Page MenuHome GnuPG

If there are more than one S/MIME Keys you can select the key for encription, but not the key used for signing
Open, LowPublic

Description

If you have more than one S/MIME key for the same mail address, you can select the key to use for encryption, but not the key used for signing. The signing key will in all cases be the most old key available. This can lead to situations where encryption is failing, because the encryption key ist valid, but the signing key is not. You can then change the key used for encryption, but not the one used for signing.

Details

Version
3.2.0.0

Event Timeline

werner edited projects, added vsd, kleopatra, Restricted Project; removed gpg4win.Sat, Mar 23, 1:30 PM

From your description it is not clear what you did exactly.

I tried to reproduce this with sign+encrypt for file encryption in Kleopatra where it works for me, I can choose different S/MIME keys for signature and encryption. And they are actually used like selected, too, of course.

Did you encounter this with Kleopatra or GpgOL?
If the latter, what are your settings there? Please add a screenshot from the first GpgOL configuration tab.

Generally, gpgsm needs to be told which key to use.

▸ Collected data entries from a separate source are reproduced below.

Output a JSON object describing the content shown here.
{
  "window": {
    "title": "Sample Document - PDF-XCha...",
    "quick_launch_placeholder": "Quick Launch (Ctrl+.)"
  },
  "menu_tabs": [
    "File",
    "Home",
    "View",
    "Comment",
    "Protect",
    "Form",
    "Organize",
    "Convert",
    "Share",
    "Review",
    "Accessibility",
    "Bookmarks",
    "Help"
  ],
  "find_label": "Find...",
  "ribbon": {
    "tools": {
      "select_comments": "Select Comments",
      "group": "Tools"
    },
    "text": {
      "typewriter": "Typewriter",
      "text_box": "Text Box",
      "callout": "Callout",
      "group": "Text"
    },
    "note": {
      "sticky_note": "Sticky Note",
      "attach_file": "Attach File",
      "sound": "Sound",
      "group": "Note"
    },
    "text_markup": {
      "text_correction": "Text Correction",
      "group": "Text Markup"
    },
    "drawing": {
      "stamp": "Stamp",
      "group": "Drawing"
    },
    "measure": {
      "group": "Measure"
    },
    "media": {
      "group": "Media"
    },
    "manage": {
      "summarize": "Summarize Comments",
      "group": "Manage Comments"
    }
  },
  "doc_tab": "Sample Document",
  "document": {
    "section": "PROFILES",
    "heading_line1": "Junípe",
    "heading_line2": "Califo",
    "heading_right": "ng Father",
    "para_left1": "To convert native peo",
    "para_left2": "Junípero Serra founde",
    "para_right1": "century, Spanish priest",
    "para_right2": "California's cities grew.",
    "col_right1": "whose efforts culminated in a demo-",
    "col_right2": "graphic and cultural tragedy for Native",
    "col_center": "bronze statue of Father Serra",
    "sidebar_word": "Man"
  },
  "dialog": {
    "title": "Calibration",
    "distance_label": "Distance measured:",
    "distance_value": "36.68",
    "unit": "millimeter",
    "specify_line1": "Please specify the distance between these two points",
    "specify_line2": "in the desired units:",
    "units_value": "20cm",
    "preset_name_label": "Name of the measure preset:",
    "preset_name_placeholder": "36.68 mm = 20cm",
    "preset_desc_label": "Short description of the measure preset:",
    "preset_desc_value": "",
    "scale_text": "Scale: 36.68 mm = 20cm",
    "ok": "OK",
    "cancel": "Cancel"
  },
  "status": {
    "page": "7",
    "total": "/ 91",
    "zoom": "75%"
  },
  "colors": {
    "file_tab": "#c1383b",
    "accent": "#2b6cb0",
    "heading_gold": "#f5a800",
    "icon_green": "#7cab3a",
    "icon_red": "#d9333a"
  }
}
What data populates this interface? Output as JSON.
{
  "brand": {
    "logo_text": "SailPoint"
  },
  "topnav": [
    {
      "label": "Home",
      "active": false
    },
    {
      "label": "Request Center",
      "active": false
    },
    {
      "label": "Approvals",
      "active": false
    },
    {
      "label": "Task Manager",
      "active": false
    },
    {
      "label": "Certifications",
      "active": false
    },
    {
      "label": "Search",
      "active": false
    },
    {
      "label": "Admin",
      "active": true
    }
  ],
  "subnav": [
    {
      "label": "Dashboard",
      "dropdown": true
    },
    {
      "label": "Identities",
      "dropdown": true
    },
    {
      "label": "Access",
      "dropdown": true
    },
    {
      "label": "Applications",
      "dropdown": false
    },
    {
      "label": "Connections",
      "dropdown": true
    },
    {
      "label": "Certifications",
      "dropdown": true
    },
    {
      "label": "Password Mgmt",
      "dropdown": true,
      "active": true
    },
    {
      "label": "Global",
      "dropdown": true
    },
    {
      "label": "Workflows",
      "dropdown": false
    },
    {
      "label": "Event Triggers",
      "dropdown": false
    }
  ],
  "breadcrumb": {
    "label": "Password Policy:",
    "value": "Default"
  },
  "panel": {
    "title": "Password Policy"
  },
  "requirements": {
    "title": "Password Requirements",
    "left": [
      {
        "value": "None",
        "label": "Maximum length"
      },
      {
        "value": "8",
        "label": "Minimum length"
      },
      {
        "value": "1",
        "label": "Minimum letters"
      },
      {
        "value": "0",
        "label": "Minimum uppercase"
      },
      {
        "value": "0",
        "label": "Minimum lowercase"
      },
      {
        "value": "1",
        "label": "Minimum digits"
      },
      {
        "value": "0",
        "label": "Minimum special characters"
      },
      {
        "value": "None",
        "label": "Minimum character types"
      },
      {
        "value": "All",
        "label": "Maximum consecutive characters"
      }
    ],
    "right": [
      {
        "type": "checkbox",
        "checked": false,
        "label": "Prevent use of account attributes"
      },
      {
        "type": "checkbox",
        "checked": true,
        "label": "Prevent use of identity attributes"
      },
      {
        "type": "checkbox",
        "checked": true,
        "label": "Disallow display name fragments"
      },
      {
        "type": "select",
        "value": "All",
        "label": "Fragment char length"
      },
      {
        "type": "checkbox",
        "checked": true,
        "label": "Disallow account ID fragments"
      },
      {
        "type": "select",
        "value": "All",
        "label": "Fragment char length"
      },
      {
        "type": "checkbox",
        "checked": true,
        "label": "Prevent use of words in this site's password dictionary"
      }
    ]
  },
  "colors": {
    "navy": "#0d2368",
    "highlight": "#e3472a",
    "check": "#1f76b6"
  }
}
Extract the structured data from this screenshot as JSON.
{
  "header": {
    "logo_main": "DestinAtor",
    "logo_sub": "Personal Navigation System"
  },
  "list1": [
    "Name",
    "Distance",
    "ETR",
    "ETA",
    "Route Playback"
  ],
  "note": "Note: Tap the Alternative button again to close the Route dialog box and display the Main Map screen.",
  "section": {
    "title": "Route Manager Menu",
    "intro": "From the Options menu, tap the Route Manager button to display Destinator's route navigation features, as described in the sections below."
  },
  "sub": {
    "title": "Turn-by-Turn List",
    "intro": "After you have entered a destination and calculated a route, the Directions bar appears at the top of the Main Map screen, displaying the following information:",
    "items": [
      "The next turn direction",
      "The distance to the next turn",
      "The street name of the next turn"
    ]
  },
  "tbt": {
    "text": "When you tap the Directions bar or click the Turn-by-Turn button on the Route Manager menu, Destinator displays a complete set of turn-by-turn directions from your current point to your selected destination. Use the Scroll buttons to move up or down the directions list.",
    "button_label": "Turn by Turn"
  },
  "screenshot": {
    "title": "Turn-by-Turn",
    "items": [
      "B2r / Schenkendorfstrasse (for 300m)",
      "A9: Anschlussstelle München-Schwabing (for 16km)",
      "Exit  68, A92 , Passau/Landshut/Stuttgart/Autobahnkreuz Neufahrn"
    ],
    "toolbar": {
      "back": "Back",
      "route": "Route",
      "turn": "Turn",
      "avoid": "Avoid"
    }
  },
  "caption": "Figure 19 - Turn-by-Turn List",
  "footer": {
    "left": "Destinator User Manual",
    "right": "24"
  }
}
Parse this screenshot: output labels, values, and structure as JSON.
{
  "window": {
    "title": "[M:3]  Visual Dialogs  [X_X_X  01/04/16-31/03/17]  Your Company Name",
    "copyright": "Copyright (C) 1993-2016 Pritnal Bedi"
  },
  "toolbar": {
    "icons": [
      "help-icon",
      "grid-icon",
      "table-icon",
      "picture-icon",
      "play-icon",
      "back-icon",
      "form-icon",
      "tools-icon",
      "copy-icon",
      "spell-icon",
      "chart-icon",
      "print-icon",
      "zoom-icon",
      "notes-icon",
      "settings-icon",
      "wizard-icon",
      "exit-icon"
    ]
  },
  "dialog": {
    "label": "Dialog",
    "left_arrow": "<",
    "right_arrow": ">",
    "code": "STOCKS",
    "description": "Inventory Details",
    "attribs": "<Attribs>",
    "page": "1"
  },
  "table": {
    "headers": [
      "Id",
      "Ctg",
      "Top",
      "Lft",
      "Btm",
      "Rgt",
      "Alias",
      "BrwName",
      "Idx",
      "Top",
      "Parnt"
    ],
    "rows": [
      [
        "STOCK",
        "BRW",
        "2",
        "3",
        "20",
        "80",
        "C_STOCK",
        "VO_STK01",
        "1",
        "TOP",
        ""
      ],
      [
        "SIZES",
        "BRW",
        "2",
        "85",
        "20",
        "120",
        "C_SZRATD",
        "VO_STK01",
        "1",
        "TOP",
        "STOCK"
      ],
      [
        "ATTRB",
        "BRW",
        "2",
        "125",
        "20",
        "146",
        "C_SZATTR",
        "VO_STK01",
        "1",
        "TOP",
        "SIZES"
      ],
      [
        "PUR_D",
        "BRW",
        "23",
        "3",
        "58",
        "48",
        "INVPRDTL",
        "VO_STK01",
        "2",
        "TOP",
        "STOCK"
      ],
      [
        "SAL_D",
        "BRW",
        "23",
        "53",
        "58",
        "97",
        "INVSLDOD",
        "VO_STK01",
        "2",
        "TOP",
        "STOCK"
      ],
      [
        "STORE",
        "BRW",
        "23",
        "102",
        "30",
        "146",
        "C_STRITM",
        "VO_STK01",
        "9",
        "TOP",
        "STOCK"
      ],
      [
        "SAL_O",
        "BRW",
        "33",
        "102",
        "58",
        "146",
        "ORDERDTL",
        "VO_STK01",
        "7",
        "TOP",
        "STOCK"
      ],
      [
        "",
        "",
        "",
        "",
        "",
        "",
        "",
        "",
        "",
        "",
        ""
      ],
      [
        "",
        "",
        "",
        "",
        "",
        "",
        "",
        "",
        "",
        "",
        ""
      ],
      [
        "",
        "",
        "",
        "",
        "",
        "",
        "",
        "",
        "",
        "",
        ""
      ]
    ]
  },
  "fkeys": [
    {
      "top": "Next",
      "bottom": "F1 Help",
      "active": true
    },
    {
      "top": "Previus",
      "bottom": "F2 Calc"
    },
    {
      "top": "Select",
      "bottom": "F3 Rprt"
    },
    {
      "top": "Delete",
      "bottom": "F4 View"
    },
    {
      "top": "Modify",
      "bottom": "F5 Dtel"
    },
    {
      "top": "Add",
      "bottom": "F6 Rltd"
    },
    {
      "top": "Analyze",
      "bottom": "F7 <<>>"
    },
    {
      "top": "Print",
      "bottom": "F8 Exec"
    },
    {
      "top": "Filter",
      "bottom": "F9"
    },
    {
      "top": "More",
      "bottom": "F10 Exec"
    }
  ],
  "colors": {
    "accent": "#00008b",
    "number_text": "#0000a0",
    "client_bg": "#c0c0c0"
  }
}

In Kleopatra, the last used keys are preselected.

But the way you describe your issue "you can not select" makes me suspect that the key you want to use is not offered at all in the drop down menu fur the signature. But it is selectable for encryption, correct?
In that case I would assume the certificate is only valid for encryption, and not for signing.
To check that, go to Details->More Details and have a look ath the "keyusage" line. What does it say?

aheinecke removed projects: Restricted Project, kleopatra, vsd.
aheinecke added a subscriber: aheinecke.

I cannot think of any of our products where you cannot chose the signing key.

I assume the support answers helped, therefore closing this.
In case there is evidence of a bug please give more information and reopen the ticket.